As Ro Kwon states, reviewing Blind Spot, for The Guardian, Cole’s work urges one to reflect on the mind behind the camera that is giving special attention to the most simplistic elements. He, too, believes that the text and photos urges readers to go back and look at elements of the photo that were not noticeable before, blind spots that were brought to attention through the text. Kwon also notes the boundaries Cole pushes in regards to the “visible, material world,” stating that it is a “God-shadowed book”, which is “most powerful when it draws upon the apostate’s longing”.

Overall, the book was received well by critics, whom were intrigued by the thought-provoking photos and short, but meaningful text. As Dwight Garner of the New York Times states:

“The places [Teju Cole] can go, you feel, are just about limitless.”

What the Reader can Take Away

Something that aspiring writers and photographers can take away from the text is the ways in which Cole uses the combination of images and text to his literary advantage. The descriptive language that Cole uses in regards to each photo allows the reader to see another level of depth, something that was not quite visible through the naked eye when looking at the photograph initially. Cole proves that the text doesn’t always have to be a direct, forward depiction of what one is viewing. Through strategic literary choices, Cole enables readers to look further, potentially looking back at that photo, seeing portions of a story that they could not infer before.

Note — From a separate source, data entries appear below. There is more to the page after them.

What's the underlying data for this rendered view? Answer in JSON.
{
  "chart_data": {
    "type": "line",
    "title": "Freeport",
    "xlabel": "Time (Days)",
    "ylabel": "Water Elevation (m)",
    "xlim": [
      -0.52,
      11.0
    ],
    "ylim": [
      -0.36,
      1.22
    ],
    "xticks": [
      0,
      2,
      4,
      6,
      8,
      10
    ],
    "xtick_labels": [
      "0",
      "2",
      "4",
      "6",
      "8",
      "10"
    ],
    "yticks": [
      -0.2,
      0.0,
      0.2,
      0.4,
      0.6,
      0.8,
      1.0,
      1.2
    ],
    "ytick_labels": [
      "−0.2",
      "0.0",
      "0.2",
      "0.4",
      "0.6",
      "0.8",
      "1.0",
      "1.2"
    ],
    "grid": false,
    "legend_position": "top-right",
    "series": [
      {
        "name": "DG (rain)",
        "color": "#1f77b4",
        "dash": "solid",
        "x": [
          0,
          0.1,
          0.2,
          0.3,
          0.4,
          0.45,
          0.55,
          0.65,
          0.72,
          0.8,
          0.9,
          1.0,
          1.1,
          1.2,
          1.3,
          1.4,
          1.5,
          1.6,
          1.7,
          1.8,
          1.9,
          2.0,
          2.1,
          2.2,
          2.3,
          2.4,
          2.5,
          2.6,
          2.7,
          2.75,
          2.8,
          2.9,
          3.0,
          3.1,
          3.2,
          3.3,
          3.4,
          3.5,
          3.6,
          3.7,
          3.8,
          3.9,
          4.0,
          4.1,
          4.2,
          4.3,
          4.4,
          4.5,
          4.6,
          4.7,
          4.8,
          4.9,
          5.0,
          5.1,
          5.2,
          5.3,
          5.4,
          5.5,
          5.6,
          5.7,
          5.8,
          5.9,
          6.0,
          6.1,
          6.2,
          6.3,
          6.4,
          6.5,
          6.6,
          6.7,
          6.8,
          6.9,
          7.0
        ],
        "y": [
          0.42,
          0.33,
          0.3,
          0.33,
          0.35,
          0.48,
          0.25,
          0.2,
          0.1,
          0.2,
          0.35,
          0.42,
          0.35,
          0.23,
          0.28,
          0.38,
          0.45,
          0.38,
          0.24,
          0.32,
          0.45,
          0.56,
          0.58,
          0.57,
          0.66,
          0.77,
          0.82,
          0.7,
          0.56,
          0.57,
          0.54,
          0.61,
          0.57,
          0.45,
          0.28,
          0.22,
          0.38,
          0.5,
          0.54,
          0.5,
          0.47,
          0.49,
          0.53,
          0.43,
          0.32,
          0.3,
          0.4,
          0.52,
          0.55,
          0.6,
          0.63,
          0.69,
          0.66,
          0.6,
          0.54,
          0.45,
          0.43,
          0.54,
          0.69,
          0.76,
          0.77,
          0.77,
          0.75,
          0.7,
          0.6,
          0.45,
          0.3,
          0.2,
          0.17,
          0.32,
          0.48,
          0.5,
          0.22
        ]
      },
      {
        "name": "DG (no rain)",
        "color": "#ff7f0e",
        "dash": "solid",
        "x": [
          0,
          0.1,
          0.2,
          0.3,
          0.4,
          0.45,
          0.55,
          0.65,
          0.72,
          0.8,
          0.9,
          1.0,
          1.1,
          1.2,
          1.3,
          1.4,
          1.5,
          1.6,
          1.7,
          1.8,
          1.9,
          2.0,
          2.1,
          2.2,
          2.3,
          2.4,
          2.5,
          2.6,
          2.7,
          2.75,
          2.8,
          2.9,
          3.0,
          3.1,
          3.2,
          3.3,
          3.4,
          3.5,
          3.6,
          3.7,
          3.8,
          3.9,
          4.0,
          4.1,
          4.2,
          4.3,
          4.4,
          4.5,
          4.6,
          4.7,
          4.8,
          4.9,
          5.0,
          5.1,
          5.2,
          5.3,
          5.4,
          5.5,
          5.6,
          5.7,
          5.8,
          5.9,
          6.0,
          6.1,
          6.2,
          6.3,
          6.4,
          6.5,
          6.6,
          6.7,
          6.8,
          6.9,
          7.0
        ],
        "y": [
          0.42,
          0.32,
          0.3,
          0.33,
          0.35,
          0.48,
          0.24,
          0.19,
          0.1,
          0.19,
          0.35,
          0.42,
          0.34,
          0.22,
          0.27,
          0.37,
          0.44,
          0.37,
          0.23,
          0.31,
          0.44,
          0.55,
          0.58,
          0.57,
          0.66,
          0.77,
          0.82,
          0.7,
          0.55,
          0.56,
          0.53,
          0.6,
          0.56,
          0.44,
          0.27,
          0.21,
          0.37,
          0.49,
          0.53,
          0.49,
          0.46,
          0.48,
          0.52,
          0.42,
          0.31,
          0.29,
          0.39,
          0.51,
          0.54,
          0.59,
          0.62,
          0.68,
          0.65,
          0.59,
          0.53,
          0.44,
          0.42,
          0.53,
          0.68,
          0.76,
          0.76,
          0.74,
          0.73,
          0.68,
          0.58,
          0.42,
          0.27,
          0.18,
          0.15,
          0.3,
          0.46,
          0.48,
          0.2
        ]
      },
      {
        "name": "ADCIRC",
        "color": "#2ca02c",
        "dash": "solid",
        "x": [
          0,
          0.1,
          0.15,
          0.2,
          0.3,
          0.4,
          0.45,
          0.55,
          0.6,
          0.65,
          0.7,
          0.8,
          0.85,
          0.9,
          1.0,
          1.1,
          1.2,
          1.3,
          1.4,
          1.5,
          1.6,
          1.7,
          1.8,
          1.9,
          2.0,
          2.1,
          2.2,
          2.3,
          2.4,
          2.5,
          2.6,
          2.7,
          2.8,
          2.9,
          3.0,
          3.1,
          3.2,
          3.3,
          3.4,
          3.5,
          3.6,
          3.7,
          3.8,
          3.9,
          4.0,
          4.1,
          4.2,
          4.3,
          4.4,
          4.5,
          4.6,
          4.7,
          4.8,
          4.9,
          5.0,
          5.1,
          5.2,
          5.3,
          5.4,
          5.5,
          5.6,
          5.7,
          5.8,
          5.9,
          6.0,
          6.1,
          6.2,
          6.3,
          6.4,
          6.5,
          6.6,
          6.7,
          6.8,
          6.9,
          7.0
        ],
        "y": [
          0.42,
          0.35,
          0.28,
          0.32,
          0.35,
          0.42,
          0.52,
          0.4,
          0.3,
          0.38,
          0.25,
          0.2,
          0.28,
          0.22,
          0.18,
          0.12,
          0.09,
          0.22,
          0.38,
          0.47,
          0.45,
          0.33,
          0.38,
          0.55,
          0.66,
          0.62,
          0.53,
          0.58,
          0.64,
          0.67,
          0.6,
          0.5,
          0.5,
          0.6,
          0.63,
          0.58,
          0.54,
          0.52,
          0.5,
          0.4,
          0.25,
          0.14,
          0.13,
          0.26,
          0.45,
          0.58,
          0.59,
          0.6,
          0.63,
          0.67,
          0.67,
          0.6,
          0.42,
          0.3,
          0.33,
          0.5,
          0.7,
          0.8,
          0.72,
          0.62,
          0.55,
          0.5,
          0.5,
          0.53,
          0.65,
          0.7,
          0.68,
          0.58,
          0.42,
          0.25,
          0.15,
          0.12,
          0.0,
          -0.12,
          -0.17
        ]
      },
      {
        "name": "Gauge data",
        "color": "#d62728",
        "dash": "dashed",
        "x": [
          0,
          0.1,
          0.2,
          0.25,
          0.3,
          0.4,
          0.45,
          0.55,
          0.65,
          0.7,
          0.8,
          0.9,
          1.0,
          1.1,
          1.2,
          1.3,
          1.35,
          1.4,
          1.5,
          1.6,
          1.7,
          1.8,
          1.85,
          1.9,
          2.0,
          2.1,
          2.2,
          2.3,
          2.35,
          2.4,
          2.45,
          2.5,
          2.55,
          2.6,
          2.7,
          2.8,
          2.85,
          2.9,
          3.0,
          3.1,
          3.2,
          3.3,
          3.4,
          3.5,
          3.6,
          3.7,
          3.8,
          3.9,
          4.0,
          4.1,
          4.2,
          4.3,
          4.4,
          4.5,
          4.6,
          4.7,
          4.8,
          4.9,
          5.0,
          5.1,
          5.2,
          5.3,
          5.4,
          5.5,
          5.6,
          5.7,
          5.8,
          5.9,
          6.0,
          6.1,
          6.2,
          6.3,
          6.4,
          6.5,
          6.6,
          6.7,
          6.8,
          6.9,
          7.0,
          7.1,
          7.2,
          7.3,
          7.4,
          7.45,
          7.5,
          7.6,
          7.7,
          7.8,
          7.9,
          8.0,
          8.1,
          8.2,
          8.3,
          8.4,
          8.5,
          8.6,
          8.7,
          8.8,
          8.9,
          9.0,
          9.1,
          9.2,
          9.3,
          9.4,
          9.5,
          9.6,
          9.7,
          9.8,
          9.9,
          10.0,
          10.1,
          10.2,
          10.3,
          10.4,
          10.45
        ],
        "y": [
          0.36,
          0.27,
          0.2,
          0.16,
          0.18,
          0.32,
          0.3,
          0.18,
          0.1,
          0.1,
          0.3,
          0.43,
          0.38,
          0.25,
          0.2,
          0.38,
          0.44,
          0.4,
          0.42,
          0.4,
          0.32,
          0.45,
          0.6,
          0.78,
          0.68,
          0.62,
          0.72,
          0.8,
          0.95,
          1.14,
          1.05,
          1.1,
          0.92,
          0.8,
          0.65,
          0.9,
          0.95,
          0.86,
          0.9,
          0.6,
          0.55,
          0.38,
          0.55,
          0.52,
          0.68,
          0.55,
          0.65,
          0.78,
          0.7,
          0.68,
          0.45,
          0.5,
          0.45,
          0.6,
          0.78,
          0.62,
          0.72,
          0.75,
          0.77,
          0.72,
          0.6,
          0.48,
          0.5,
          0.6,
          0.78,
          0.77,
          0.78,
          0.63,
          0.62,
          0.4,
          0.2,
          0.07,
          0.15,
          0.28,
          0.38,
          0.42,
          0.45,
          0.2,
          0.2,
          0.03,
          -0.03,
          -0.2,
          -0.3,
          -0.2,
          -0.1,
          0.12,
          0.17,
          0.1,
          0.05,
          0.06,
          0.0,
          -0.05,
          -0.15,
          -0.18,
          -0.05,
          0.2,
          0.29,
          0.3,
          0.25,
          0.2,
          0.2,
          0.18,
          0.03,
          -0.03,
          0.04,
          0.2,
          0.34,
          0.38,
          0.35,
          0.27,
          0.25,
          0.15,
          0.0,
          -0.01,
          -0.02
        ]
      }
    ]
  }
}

Also, writers can see the effectiveness of clean organization in his work, taking note that simplicity is sometimes key. There is no fancy organization to the text and photos, but that is entirely what makes the novel so special.The photo is placed on a simple white page, with a minimalistic title and font on the left side. When one turns the page, it is the same pattern repeated over and over, with the text and photos speaking for themselves. Fancy production was not needed in this case, as the content truly carries its own through the novel.

One does not always need to be extremely verbose or elaborate to tell a complex story. Rather, as Cole proves, simple works of art have the ability to speak for themselves, sometimes proving to be more interesting with less context. When taking inspiration from Cole’s work, one can clearly see that artistry is sometimes at its best when little editing is involved. The lack of editing and clear text creates a sense of authenticity. With no distractions, one is able to look at the photo in its entirety, with greater clarity.

Overall, Cole finds the beauty in the most simple moments in our world, allowing us to see more, to fill that gap in the blind spot.

OMAHA

“Each photo, when seen, when brought out of the small, dark room, is a fulfillment of prophecy” (58).